Para Marx, portanto, o que distingue o trabalho humano é o facto da ideia preceder a execução. Porém, dado o nosso progresso na observação e estudo de outros animais podemos afirmar que estes não só usam instrumentos que criam para determinado fim, mas são capazes de antecipar na sua mente os vários passos necessários para completar uma tarefa, e agir em cooperação para a finalizar. Por exemplo, o primatólogo Frans de Waal estudou durante vários anos os chimpanzés do Jardim Zoológico Arnhem, na Holanda, onde reside uma colónia em condições semi-naturais. A maioria das árvores estão protegidas por redes electrificadas, para impedir que a desfoliação completa pelos chimpanzés. Mas existem algumas árvores desprotegidas, algumas das quais são árvores mortas, nas quais é fácil partir ramos. Estes ramos são por vezes usados para ganhar acesso às árvores protegidas. Tal implica partir de uma árvore seca um ramo que tenha um tamanho apropriado, idealmente um ramo que termine num ramificação, para assegurar melhor apoio na árvore. O ramo é levado até a árvore ramificada. Um dos chimpanzés permanece no solo, segurando o ramo, enquanto um segundo chimpanzé trepa o ramo, evitando a rede electrificada, e colhendo folhas, que partilha com o seu parceiro. Este é apenas um exemplo entre outros animais, que não o homem, em que o planeamento mental precede a execução física – a característica que Marx aponta como exclusivo do homem, que distingue o trabalho humano da actividade transformativa de outros animais. Naturalmente, o homem leva o planeamento mental a níveis de maior complexidade do que outros animais, em particular outros grandes primatas. Mas conclui-se que esta não é uma capacidade única ao ser humano.

Haverá então algo que distinga o trabalho do ser humano das actividades de outros animais?
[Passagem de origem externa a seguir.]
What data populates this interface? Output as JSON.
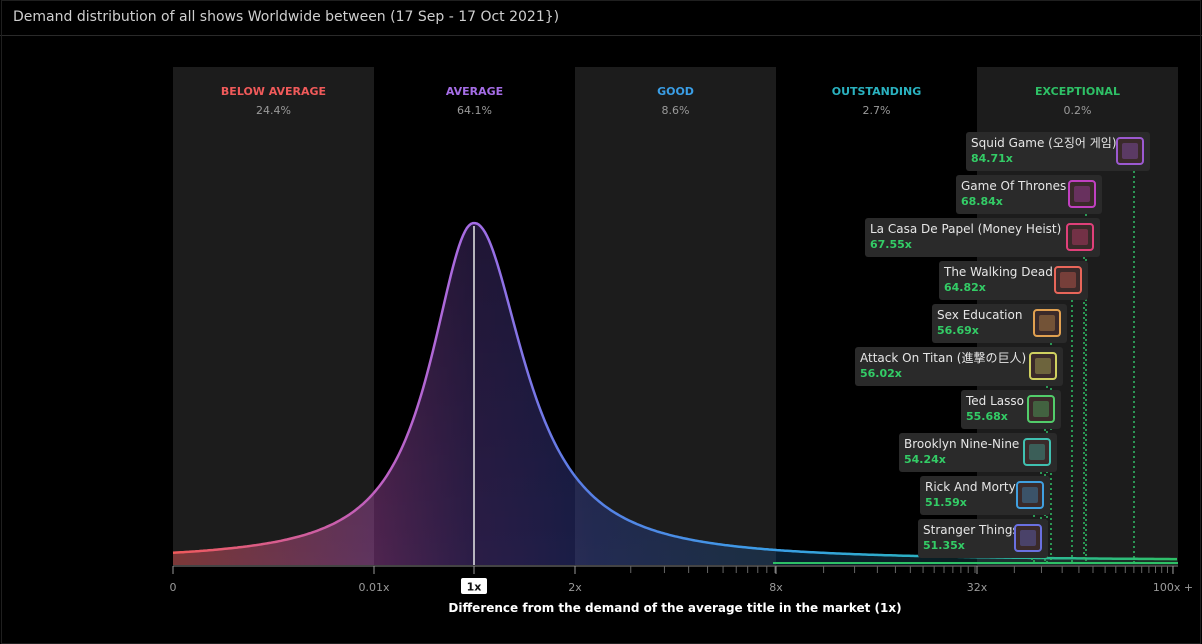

Talvez o mais distintivo tenha surgido quando o trabalho humano passou a produzir valor sem valor de uso para o trabalhador, mas exclusivamente valor com valor de uso para outrém, tendo para o trabalhor valor de troca. A diferenciação torna-se ainda mais demarcada quando o valor é a própria força de trabalho humana, suscetível de exploração e produção de mais valia. Neste sentido, o produto da actividade de uma vaca domesticada ou um escravo humano são semelhantes. São uma componente do capital fixo. Só quando o ser humano se vê em condição de oferecer a sua força de trabalho é que este se assume como componente do capital variável, capaz de produzir mais-valia.

Em conclusão, a biologia evolutiva tem tudo a ganhar com assumir como alicerces o materialismo histórico e o materialismo dialético. E o Marxismo tem tudo a ganhar com os avanços na biologia e psicologia de modo a refinar o seu entendimento da nossa espécie e a forma de construir uma sociedade mais justa, mais solidária e isenta de exploração.

6 comentários:

Anônimo disse...

E Lisenko?

Sérgio Ribeiro disse...

Gostei de te "ouver"!
Bom trabalho! Aprendi umas coisas... embora eu saiba muito pouco!

Um abraço

Rogério G.V. Pereira disse...

Só agora dei contigo. E te sigo.

Gostei da tua palestra... na sequência da atenção e divulgação de Marx em Maio, irei em breve fazer um post com link para aqui.

Abraço

Devir disse...

Que maravilha! Assim explicada, a relação entre marxismo e biologia parece óbvia...
( conhecemo-nos fortuitamente numa sessão de apoio à Palestina, na Casa do Alentejo...)

Sandro Matos disse...

Muito bom este texto! Estou muito feliz por ter me apropriado deste conhecimento produzido! PARABÉNS! Gostaria de saber se você conhece algumas bibliografias que demonstrem o trabalho como intencionalidade planejada em animais não humanos.

Paulo Ayres disse...

Caso não conheça, sugiro ao camarada que leia a obra Para Uma Ontologia do Ser Social, de Lukács. Há passagens sobre a relação entre sociedade e natureza e a fundamentação do porquê o trabalho ser a categoria fundante do mundo dos homens.